Let me give you a single example. Suppose everyone thinks that leaders ought to be respectful of members—which is a fairly mom and apple pie kind of statement. (Who, after all, would advocate that leaders be disrespectful?) But it's actually a trap unless the group discusses what it means to be respectful. For some it means never raising one's voice, or breaking into another's comment mid-sentence. For others it means speaking authentically, with passion when that's present. What's respectful to one may be the very opposite to another, and the leader is caught in the middle.

But let's suppose your group has discussed what it wants from its leaders. When you have two governance structures and the cultures are different, this can easily mean that the leadership style favored in one governance structure is different than the one favored in the other. Think of what a nightmare this can be when a person simultaneously serves in a leadership capacity in both governance structures!

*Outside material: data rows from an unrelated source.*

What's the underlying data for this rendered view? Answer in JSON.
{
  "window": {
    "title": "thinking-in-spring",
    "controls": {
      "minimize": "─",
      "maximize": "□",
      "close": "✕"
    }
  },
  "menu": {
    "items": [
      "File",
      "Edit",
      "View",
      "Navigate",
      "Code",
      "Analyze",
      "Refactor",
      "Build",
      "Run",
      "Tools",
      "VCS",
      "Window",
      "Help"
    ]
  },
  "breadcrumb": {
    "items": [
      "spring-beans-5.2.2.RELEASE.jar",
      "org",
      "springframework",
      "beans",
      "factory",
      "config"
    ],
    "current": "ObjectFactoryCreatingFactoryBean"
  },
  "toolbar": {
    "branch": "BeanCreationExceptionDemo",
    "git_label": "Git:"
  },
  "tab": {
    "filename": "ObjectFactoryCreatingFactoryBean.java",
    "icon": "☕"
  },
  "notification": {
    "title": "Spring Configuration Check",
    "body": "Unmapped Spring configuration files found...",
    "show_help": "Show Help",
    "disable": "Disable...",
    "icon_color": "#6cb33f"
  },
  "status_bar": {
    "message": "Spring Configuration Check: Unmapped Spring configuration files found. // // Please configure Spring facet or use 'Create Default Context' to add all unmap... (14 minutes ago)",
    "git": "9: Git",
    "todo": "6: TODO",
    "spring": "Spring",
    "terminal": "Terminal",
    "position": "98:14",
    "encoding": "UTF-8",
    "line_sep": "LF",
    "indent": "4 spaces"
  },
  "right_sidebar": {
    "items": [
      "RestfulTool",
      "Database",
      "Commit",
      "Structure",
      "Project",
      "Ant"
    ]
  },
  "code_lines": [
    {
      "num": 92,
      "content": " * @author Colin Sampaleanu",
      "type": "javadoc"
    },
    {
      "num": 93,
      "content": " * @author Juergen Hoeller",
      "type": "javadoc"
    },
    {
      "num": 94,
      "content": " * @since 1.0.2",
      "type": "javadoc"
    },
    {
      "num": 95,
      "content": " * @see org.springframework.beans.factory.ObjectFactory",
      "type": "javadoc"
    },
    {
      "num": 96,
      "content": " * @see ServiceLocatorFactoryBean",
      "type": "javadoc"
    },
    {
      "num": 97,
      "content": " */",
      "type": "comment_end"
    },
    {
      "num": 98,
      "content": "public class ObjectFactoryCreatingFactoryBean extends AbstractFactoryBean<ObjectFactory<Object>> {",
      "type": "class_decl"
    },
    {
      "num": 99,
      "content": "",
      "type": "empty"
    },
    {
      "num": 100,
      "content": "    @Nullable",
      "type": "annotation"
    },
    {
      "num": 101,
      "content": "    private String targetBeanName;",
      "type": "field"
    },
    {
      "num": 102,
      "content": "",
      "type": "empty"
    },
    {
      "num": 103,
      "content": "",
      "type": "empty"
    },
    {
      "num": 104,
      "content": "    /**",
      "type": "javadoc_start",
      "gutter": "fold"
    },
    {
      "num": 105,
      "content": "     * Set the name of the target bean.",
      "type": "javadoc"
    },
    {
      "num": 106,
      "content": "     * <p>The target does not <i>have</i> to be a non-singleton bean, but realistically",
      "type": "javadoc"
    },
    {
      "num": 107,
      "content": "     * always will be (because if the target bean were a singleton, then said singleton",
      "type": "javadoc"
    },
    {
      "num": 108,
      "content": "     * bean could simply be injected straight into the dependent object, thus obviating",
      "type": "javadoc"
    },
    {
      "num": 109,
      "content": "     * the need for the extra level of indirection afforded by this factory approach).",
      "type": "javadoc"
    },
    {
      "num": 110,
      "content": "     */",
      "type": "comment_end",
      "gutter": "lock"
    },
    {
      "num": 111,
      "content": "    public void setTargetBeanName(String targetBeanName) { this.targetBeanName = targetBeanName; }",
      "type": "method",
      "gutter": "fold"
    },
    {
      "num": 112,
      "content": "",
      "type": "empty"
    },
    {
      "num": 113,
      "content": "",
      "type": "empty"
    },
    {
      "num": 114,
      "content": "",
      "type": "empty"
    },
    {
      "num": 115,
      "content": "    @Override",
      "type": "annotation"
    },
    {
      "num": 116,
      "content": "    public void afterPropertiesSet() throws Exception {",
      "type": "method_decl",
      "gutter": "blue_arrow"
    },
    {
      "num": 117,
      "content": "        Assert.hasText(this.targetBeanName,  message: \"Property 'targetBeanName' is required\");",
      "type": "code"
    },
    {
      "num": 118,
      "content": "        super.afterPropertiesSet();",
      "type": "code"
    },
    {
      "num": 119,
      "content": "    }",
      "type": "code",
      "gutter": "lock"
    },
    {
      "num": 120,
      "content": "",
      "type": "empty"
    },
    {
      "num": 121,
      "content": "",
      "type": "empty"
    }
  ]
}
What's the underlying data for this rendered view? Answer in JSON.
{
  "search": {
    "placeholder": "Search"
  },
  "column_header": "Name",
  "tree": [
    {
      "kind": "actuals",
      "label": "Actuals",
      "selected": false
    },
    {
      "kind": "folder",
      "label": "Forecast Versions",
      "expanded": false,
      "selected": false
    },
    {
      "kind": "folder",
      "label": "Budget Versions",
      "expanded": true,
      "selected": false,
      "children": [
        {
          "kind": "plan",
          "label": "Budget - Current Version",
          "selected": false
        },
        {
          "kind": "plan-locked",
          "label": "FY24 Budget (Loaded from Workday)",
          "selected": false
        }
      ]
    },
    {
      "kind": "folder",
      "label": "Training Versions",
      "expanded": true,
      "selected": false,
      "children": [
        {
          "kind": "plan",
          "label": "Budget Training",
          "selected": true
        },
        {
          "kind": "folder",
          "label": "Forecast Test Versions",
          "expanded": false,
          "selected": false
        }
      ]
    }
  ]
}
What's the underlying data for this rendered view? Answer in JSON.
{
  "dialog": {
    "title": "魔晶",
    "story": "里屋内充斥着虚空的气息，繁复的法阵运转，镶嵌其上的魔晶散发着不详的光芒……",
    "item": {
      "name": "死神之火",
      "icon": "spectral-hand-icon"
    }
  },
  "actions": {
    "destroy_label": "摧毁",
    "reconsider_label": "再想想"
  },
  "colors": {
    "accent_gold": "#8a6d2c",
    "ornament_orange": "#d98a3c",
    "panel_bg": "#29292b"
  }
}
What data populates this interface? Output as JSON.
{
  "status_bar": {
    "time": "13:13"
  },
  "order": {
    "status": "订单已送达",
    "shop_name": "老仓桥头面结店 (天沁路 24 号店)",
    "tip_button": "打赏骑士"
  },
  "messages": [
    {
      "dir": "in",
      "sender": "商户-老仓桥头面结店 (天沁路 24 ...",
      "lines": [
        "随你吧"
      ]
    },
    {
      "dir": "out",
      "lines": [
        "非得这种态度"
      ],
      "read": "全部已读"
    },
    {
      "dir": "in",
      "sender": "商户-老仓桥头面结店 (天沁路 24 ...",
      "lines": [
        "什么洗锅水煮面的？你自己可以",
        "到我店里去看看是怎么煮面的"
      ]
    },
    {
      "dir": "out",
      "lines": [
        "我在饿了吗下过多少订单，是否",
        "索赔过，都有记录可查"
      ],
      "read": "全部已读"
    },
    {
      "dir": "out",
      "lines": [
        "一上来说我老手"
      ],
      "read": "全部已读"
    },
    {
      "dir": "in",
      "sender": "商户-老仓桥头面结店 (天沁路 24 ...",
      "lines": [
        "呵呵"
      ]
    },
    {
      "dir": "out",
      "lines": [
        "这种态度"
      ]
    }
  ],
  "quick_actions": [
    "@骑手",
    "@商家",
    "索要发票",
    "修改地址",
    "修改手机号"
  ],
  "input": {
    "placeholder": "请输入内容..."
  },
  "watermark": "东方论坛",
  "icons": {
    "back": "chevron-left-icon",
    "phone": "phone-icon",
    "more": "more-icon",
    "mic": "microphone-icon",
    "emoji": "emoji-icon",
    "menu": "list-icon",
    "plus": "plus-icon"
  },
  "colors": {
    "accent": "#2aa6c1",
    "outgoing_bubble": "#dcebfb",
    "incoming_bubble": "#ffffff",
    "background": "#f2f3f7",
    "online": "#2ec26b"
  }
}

For cooperative groups, I suggest looking at my blog of Sept 27, 2011, 20 Qualities of Effective Cooperative Leaders. You can note, as you go over my suggestions, how more hierarchic structures may cultivate different forms of leadership. I'm not saying you can't do it; I'm only pointing out the ways that it can be tricky to navigate such that both forms can coexist and be effective.

In addition to what is wanted from leaders, there may be divergence (in the two governance structures) about the best model for leadership succession. In cooperative culture, it behooves groups to develop the leadership capacity of all members and to have a wide pool to choose from when selecting someone to fill a leadership role. In general, it makes sense to regularly rotate people in leadership so that people can get "on the job" training (there is an important difference between watching others lead and doing it yourself). Healthy cooperative groups are constantly investing in developing the leadership capacity of their members. While there are likely to always be some who have a better feel for leadership than others and it's not required that everyone lead, you definitely want a large pool.

In the other governance structure, there may be a tendency to keep quality individuals in leadership roles as long as possible, with minimum turnover. This definitely cuts down on fools tax (the mistakes that newbies make as they learn leadercraft) and can provide stability over time (you know what you're going to get, and the continued investment in that leader means, hopefully, that they get better over time). That said, there may also be vulnerability (what will we do if the leader gets hit by a truck?) and you are at risk of losing members who do not respond well to the leader's style (because there are no short-term prospects of a different leader).

In my experience when you have someone in a leadership role for a long time, the key questions are how open they are to hearing critical feedback about their performance (see the previous point); how open are they to new ideas that are not their own; and how open are they the developing the leadership capacity of others—preparing for the day when they'll step down (or be carried out).